There are now a half dozen candidates vying for the two at-large seats to be filled during the upcoming March election.
Commissioner Terry Turner announced Nov. 15 that he will not seek re-election in March. Mayor Suzanne Atwell, the other incumbent with a seat to be filled in March, said she plans to run again.
Meanwhile, the list of challengers grew to five, with Linda Holland, a real-estate broker and Gillespie neighborhood advocate, filing pre-qualification papers days before the presidential election, and Susan Chapman, an outspoken neighborhood advocate, filing just five days after Turner’s announcement.
Kerry Kirschner, former mayor and executive director of the Argus Foundation, said in an interview last week that he expected that Turner’s announcement would clear the way for additional challengers.
Turner’s announcement came early; typically, incumbents wait until December to announce whether they will run again.
If one more candidate files to run, the upcoming race could mirror a 1990s City Commission election when seven candidates ran for office.
“They were affectionately known as ‘the seven dwarfs,’” Kirschner said.
Whoever is elected to the two open at-large seats will have some tough decisions to make involving difficult budget years ahead, a troubled lift-station project and the city’s pension system, Kirschner said.
Atwell said in an interview last week that she was in the middle of filing paperwork for her re-election bid.
“I’ve come to the conclusion that this is exactly what I want to do,” Atwell said. “I am very much looking forward to running again.”
Atwell said she would like to keep momentum going in a possible second term on redevelopment, including efforts in the Rosemary District and on the North Trail.
“I think it is a new day in Sarasota,” Atwell said, noting that a new city manager, police chief and future finance director create an opportunity for city staff to work in collaboration.
Turner has held an at-large commissioner seat since 2009.
“I do feel a continuing obligation to serve,” Turner said in a press release. “However, family and business obligations require my time and attention. Experience has shown that I cannot give these obligations the attention they deserve while serving the citizens as a city commissioner.”

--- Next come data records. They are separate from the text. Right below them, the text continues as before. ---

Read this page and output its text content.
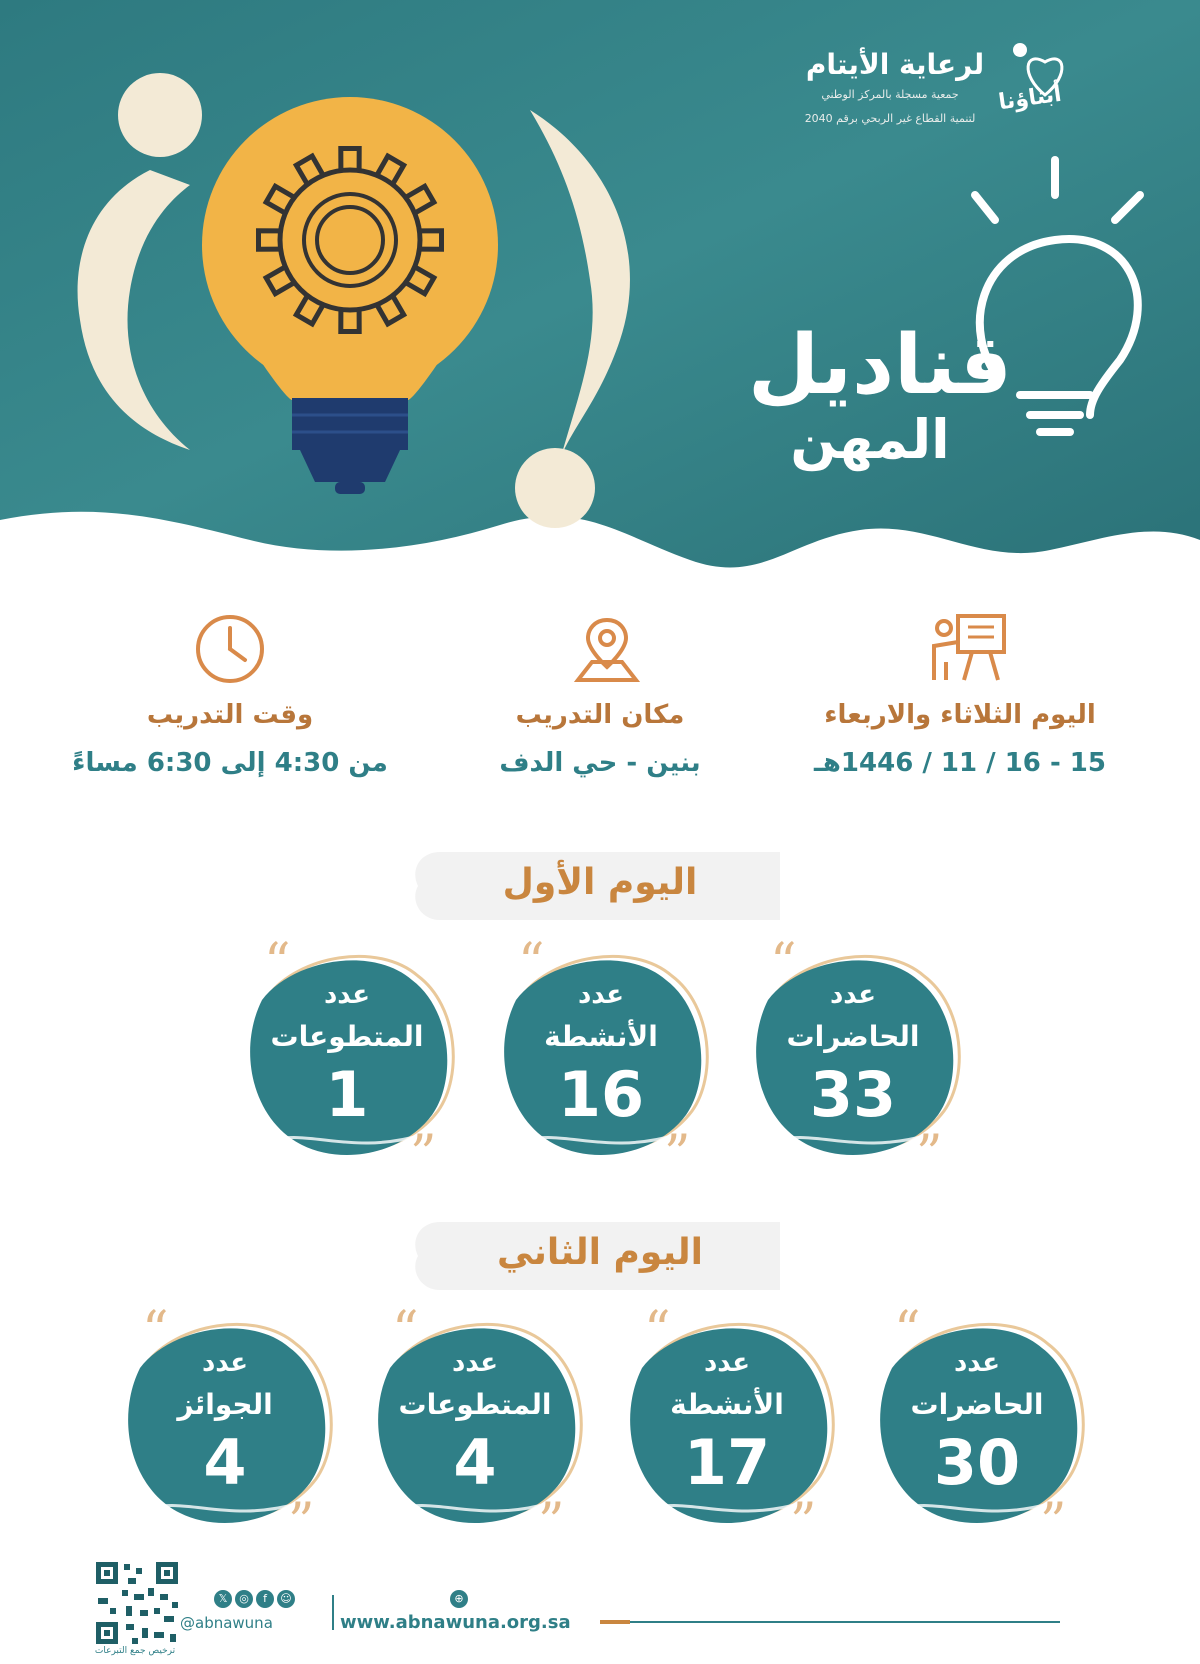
لرعاية الأيتام
جمعية مسجلة بالمركز الوطني
لتنمية القطاع غير الربحي برقم 2040
أبناؤنا
قناديل
المهن
وقت التدريب
من 4:30 إلى 6:30 مساءً
مكان التدريب
بنين - حي الدف
اليوم الثلاثاء والاربعاء
15 - 16 / 11 / 1446هـ
اليوم الأول
“
”
عدد
الحاضرات
33
“
”
عدد
الأنشطة
16
“
”
عدد
المتطوعات
1
اليوم الثاني
“
”
عدد
الحاضرات
30
“
”
عدد
الأنشطة
17
“
”
عدد
المتطوعات
4
“
”
عدد
الجوائز
4
ترخيص جمع التبرعات
𝕏	◎	f	☺
@abnawuna
⊕
www.abnawuna.org.sa
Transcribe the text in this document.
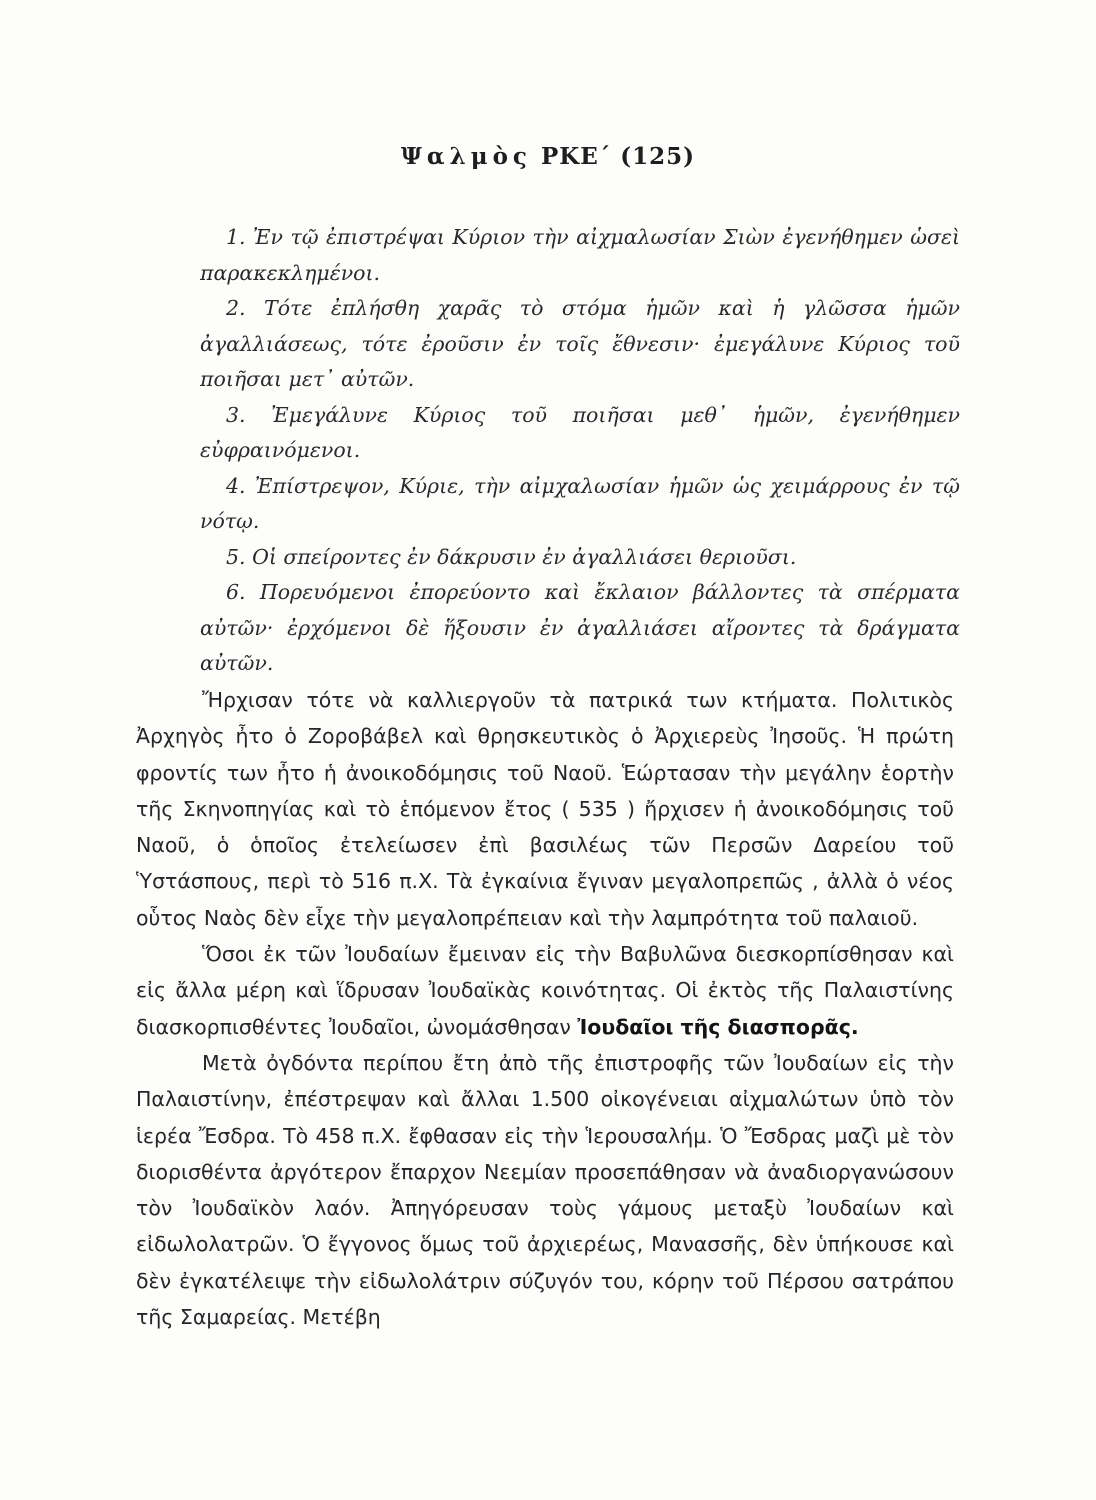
Ψαλμὸς ΡΚΕ΄ (125)

1. Ἐν τῷ ἐπιστρέψαι Κύριον τὴν αἰχμαλωσίαν Σιὼν ἐγενήθημεν ὡσεὶ παρακεκλημένοι.

2. Τότε ἐπλήσθη χαρᾶς τὸ στόμα ἡμῶν καὶ ἡ γλῶσσα ἡμῶν ἀγαλλιάσεως, τότε ἐροῦσιν ἐν τοῖς ἔθνεσιν· ἐμεγάλυνε Κύριος τοῦ ποιῆσαι μετ᾿ αὐτῶν.

3. Ἐμεγάλυνε Κύριος τοῦ ποιῆσαι μεθ᾿ ἡμῶν, ἐγενήθημεν εὐφραινόμενοι.

4. Ἐπίστρεψον, Κύριε, τὴν αἰμχαλωσίαν ἡμῶν ὡς χειμάρρους ἐν τῷ νότῳ.

5. Οἱ σπείροντες ἐν δάκρυσιν ἐν ἀγαλλιάσει θεριοῦσι.

6. Πορευόμενοι ἐπορεύοντο καὶ ἔκλαιον βάλλοντες τὰ σπέρματα αὐτῶν· ἐρχόμενοι δὲ ἥξουσιν ἐν ἀγαλλιάσει αἴροντες τὰ δράγματα αὐτῶν.

Ἤρχισαν τότε νὰ καλλιεργοῦν τὰ πατρικά των κτήματα. Πολιτικὸς Ἀρχηγὸς ἦτο ὁ Ζοροβάβελ καὶ θρησκευτικὸς ὁ Ἀρχιερεὺς Ἰησοῦς. Ἡ πρώτη φροντίς των ἦτο ἡ ἀνοικοδόμησις τοῦ Ναοῦ. Ἑώρτασαν τὴν μεγάλην ἑορτὴν τῆς Σκηνοπηγίας καὶ τὸ ἑπόμενον ἔτος ( 535 ) ἤρχισεν ἡ ἀνοικοδόμησις τοῦ Ναοῦ, ὁ ὁποῖος ἐτελείωσεν ἐπὶ βασιλέως τῶν Περσῶν Δαρείου τοῦ Ὑστάσπους, περὶ τὸ 516 π.Χ. Τὰ ἐγκαίνια ἔγιναν μεγαλοπρεπῶς , ἀλλὰ ὁ νέος οὗτος Ναὸς δὲν εἶχε τὴν μεγαλοπρέπειαν καὶ τὴν λαμπρότητα τοῦ παλαιοῦ.

Ὅσοι ἐκ τῶν Ἰουδαίων ἔμειναν εἰς τὴν Βαβυλῶνα διεσκορπίσθησαν καὶ εἰς ἄλλα μέρη καὶ ἵδρυσαν Ἰουδαϊκὰς κοινότητας. Οἱ ἐκτὸς τῆς Παλαιστίνης διασκορπισθέντες Ἰουδαῖοι, ὠνομάσθησαν Ἰουδαῖοι τῆς διασπορᾶς.

Μετὰ ὀγδόντα περίπου ἔτη ἀπὸ τῆς ἐπιστροφῆς τῶν Ἰουδαίων εἰς τὴν Παλαιστίνην, ἐπέστρεψαν καὶ ἄλλαι 1.500 οἰκογένειαι αἰχμαλώτων ὑπὸ τὸν ἱερέα Ἔσδρα. Τὸ 458 π.Χ. ἔφθασαν εἰς τὴν Ἱερουσαλήμ. Ὁ Ἔσδρας μαζὶ μὲ τὸν διορισθέντα ἀργότερον ἔπαρχον Νεεμίαν προσεπάθησαν νὰ ἀναδιοργανώσουν τὸν Ἰουδαϊκὸν λαόν. Ἀπηγόρευσαν τοὺς γάμους μεταξὺ Ἰουδαίων καὶ εἰδωλολατρῶν. Ὁ ἔγγονος ὅμως τοῦ ἀρχιερέως, Μανασσῆς, δὲν ὑπήκουσε καὶ δὲν ἐγκατέλειψε τὴν εἰδωλολάτριν σύζυγόν του, κόρην τοῦ Πέρσου σατράπου τῆς Σαμαρείας. Μετέβη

Turner said the city needs “commissioners with a solid grounding in finance and budgeting” as it faces more tough budgets ahead.

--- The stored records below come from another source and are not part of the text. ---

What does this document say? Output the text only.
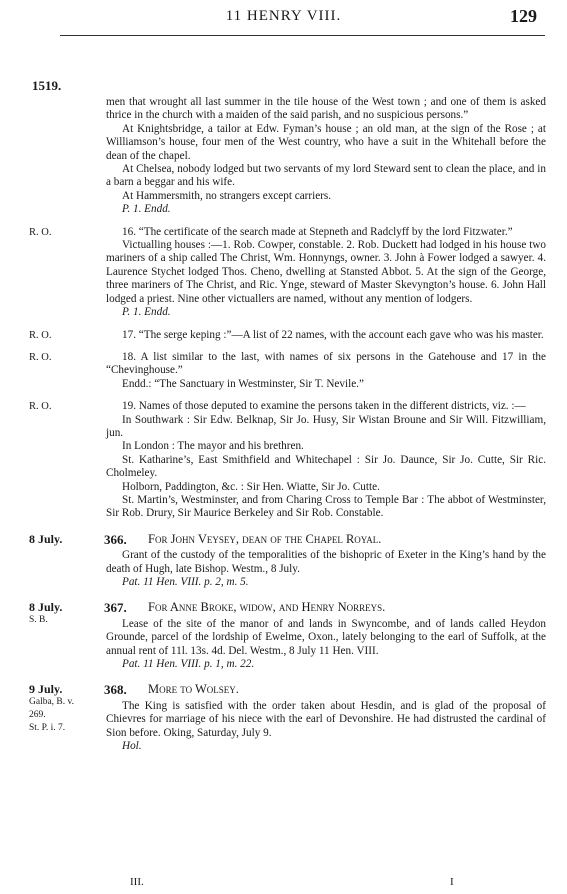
11 HENRY VIII.	129
1519.

men that wrought all last summer in the tile house of the West town ; and one of them is asked thrice in the church with a maiden of the said parish, and no suspicious persons.”

At Knightsbridge, a tailor at Edw. Fyman’s house ; an old man, at the sign of the Rose ; at Williamson’s house, four men of the West country, who have a suit in the Whitehall before the dean of the chapel.

At Chelsea, nobody lodged but two servants of my lord Steward sent to clean the place, and in a barn a beggar and his wife.

At Hammersmith, no strangers except carriers.

P. 1. Endd.

R. O.	16. “The certificate of the search made at Stepneth and Radclyff by the lord Fitzwater.”

Victualling houses :—1. Rob. Cowper, constable. 2. Rob. Duckett had lodged in his house two mariners of a ship called The Christ, Wm. Honnyngs, owner. 3. John à Fower lodged a sawyer. 4. Laurence Stychet lodged Thos. Cheno, dwelling at Stansted Abbot. 5. At the sign of the George, three mariners of The Christ, and Ric. Ynge, steward of Master Skevyngton’s house. 6. John Hall lodged a priest. Nine other victuallers are named, without any mention of lodgers.

P. 1. Endd.

R. O.	17. “The serge keping :”—A list of 22 names, with the account each gave who was his master.

R. O.	18. A list similar to the last, with names of six persons in the Gatehouse and 17 in the “Chevinghouse.”

Endd.: “The Sanctuary in Westminster, Sir T. Nevile.”

R. O.	19. Names of those deputed to examine the persons taken in the different districts, viz. :—

In Southwark : Sir Edw. Belknap, Sir Jo. Husy, Sir Wistan Broune and Sir Will. Fitzwilliam, jun.

In London : The mayor and his brethren.

St. Katharine’s, East Smithfield and Whitechapel : Sir Jo. Daunce, Sir Jo. Cutte, Sir Ric. Cholmeley.

Holborn, Paddington, &c. : Sir Hen. Wiatte, Sir Jo. Cutte.

St. Martin’s, Westminster, and from Charing Cross to Temple Bar : The abbot of Westminster, Sir Rob. Drury, Sir Maurice Berkeley and Sir Rob. Constable.

8 July.	366.	For John Veysey, dean of the Chapel Royal.

Grant of the custody of the temporalities of the bishopric of Exeter in the King’s hand by the death of Hugh, late Bishop. Westm., 8 July.

Pat. 11 Hen. VIII. p. 2, m. 5.

8 July.
S. B.
367.	For Anne Broke, widow, and Henry Norreys.

Lease of the site of the manor of and lands in Swyncombe, and of lands called Heydon Grounde, parcel of the lordship of Ewelme, Oxon., lately belonging to the earl of Suffolk, at the annual rent of 11l. 13s. 4d. Del. Westm., 8 July 11 Hen. VIII.

Pat. 11 Hen. VIII. p. 1, m. 22.

9 July.
Galba, B. v.
269.
St. P. i. 7.
368.	More to Wolsey.

The King is satisfied with the order taken about Hesdin, and is glad of the proposal of Chievres for marriage of his niece with the earl of Devonshire. He had distrusted the cardinal of Sion before. Oking, Saturday, July 9.

Hol.

III.	I
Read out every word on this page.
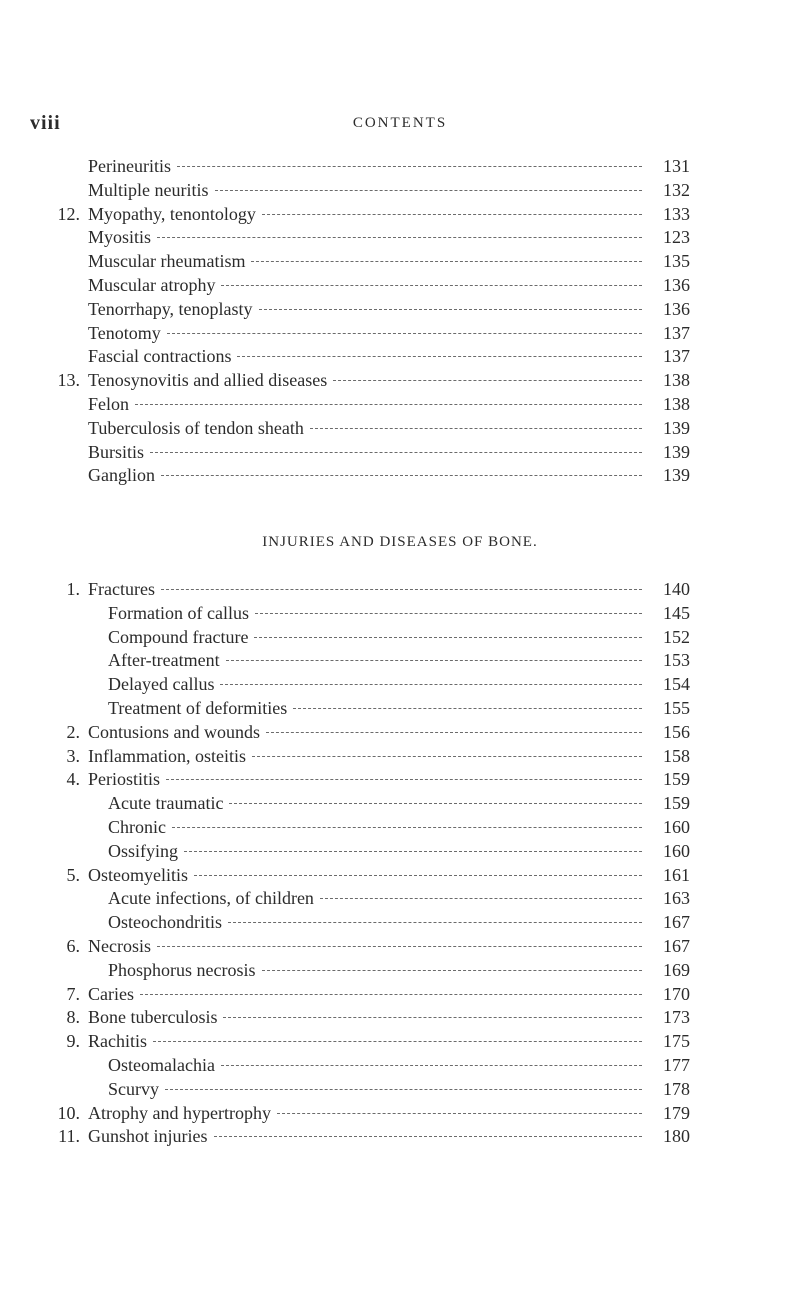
viii	CONTENTS
Perineuritis	131
Multiple neuritis	132
12. Myopathy, tenontology	133
Myositis	123
Muscular rheumatism	135
Muscular atrophy	136
Tenorrhapy, tenoplasty	136
Tenotomy	137
Fascial contractions	137
13. Tenosynovitis and allied diseases	138
Felon	138
Tuberculosis of tendon sheath	139
Bursitis	139
Ganglion	139
INJURIES AND DISEASES OF BONE.
1. Fractures	140
Formation of callus	145
Compound fracture	152
After-treatment	153
Delayed callus	154
Treatment of deformities	155
2. Contusions and wounds	156
3. Inflammation, osteitis	158
4. Periostitis	159
Acute traumatic	159
Chronic	160
Ossifying	160
5. Osteomyelitis	161
Acute infections, of children	163
Osteochondritis	167
6. Necrosis	167
Phosphorus necrosis	169
7. Caries	170
8. Bone tuberculosis	173
9. Rachitis	175
Osteomalachia	177
Scurvy	178
10. Atrophy and hypertrophy	179
11. Gunshot injuries	180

Chapman, the most recent challenger, served on the Planning Board from 2008 to the present.
Holland owns a residential property-management company. Holland filed pre-qualification paperwork to run for the upcoming March race just days before the presidential election.
Holland filed Nov. 3 for the upcoming race. She will be running against four other challengers in the March 2013 election: Chapman, Richard Dorfman, the Rev. Kelvin Lumpkin and Pete Theisen.